The infectious nature of Alzheimer's disease (AD) was revealed when spirochetes (both dental and Lyme) were shown to be present in the brains of affected patients. The dental microbes travel from the oral cavity during times of disruption of the dental plaque and subsequent bacteremia following dental procedures. Lyme borrelia travel to the brain via the blood stream during the secondary stage of that disease. The spirochetes have an affinity for neural tissue and pass through the blood-brain barrier easily. Once the spirochetes are in the brain, they attach, divide (albeit very, very slowly), and multiply. When they reach a quorum, they begin to spin out a biofilm. Because of the exceedingly slow division, it takes approximately 2 years to accumulate sufficient organisms to make one biofilm. At some point after attachment and formation of the biofilms, the innate immune system becomes activated and attempts to destroy them.
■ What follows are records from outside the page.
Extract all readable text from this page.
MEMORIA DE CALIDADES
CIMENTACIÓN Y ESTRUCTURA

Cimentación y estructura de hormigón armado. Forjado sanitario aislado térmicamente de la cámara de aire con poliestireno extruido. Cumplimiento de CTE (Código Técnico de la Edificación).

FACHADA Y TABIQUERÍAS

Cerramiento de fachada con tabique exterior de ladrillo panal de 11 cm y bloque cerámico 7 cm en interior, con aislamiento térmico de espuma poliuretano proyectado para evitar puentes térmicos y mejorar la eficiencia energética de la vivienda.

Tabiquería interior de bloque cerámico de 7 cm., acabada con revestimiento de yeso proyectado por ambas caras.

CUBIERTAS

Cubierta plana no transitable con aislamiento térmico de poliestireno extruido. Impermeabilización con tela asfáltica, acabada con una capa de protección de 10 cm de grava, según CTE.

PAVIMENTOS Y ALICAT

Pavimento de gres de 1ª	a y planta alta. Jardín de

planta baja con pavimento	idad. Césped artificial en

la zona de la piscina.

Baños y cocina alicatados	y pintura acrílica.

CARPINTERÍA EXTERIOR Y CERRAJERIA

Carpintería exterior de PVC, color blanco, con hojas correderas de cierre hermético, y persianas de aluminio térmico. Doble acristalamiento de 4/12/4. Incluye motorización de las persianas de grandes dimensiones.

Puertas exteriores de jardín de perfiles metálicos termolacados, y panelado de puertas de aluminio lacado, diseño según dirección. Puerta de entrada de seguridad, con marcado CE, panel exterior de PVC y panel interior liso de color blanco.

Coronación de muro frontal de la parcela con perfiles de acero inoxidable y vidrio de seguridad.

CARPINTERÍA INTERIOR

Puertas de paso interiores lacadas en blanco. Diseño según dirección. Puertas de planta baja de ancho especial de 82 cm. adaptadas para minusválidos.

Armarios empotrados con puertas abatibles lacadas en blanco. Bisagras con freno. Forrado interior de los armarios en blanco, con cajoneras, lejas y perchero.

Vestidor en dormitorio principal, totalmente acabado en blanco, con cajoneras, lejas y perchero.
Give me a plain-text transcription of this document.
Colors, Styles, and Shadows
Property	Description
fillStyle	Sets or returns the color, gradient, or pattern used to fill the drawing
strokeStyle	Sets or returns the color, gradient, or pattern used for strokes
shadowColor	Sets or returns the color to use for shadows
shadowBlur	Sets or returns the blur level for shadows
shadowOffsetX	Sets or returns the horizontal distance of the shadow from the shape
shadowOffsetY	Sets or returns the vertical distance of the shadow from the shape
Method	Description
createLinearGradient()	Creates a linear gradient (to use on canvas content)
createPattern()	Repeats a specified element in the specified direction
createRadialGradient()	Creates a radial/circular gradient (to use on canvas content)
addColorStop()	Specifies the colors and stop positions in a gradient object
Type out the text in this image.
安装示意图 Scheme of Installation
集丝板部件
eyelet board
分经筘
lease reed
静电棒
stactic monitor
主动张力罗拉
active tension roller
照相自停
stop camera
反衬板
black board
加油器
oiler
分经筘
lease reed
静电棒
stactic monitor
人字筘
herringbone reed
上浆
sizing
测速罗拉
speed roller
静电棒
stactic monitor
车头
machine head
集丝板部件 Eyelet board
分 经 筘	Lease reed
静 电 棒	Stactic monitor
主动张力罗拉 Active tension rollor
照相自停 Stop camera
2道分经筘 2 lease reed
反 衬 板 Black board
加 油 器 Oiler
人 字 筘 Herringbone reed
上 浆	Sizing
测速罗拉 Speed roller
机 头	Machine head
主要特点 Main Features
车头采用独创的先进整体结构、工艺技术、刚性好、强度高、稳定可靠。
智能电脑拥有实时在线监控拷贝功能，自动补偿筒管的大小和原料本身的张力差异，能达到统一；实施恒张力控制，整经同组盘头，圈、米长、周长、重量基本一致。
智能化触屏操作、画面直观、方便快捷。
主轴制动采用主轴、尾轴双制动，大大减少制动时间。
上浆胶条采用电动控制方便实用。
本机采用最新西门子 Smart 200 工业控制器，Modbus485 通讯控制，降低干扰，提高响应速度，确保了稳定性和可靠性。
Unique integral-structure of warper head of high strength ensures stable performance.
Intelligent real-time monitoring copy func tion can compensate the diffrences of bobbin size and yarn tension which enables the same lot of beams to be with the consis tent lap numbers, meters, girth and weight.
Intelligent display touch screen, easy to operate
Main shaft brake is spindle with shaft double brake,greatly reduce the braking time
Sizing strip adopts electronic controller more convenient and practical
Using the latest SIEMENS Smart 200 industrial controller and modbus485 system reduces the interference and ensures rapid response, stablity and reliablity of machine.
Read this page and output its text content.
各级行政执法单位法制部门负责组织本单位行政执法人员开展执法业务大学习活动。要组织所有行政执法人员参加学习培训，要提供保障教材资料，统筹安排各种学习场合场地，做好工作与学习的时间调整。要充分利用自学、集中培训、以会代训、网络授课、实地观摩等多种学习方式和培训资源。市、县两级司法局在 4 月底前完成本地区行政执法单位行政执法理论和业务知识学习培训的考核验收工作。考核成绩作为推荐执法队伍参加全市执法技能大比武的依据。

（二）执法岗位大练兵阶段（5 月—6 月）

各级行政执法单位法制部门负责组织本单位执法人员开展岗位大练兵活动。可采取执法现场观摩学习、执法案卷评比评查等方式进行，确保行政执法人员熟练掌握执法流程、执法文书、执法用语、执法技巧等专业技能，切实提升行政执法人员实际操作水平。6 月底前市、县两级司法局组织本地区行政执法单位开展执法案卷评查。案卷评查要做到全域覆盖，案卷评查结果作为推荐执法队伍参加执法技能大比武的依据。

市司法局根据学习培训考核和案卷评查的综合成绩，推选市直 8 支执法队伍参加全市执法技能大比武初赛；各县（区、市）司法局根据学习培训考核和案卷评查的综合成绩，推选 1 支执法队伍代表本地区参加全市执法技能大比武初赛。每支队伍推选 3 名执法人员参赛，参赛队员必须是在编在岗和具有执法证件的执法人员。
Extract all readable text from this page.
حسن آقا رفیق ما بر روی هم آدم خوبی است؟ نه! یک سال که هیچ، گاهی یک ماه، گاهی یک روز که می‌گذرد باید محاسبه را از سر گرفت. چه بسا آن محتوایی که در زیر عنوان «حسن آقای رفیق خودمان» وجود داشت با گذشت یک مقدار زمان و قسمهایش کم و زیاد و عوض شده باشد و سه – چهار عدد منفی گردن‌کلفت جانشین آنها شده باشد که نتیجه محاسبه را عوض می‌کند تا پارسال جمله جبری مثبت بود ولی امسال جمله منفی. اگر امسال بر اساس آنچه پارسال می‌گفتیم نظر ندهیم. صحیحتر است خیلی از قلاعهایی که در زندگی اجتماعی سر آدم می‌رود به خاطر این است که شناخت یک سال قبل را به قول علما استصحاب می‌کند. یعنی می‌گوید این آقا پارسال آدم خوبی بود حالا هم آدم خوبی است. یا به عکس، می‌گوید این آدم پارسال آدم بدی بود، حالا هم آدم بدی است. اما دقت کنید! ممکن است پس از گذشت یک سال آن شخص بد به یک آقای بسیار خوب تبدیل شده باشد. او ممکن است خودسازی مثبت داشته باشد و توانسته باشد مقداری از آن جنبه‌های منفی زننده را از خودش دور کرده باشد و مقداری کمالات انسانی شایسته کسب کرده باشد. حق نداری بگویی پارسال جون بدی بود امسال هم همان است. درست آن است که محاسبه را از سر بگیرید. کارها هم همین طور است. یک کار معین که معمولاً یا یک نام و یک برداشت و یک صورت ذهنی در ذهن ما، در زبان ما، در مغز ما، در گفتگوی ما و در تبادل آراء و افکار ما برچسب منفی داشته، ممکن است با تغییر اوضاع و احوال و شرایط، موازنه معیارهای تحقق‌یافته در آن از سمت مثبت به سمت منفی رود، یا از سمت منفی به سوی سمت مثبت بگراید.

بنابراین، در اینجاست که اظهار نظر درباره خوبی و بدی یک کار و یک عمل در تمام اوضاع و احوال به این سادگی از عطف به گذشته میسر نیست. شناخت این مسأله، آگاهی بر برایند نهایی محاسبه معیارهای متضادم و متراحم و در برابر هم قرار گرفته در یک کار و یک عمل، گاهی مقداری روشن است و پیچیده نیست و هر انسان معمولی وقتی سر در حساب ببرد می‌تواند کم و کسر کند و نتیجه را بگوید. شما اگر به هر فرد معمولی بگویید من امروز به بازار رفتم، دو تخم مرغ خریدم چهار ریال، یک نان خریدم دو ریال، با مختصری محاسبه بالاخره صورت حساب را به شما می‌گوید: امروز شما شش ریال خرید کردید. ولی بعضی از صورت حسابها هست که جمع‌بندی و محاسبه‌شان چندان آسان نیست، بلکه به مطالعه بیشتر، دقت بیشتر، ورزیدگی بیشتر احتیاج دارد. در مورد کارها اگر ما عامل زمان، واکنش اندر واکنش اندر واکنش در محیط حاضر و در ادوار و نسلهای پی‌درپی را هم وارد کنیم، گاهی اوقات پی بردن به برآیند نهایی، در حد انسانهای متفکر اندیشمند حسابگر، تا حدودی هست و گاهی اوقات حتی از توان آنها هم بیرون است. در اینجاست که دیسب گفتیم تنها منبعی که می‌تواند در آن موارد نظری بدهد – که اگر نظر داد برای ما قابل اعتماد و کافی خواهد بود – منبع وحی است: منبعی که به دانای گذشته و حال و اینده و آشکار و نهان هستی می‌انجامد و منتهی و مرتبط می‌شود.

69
The innate immune system first responder, Toll-like receptor 2, generates both NF-κB and TNF-α which try to kill the spirochetes in the biofilm, but cannot penetrate the "slime". NF-κB is also responsible for the generation of amyloid-β (Aβ) which itself is anti-microbial. Aβ cannot penetrate the biofilm either, and its accumulation leads to destruction of the cerebral neurocircuitry. Where spirochetes have been found in the brains of Alzheimer's disease (AD), it may be considered an infectious disease. Treatment with a bactericidal antibiotic with a concomitant biofilm disperser seems most reasonable; but any neurologic damage is irreversible. It is therefore of the utmost importance to treat early in the course of this disease.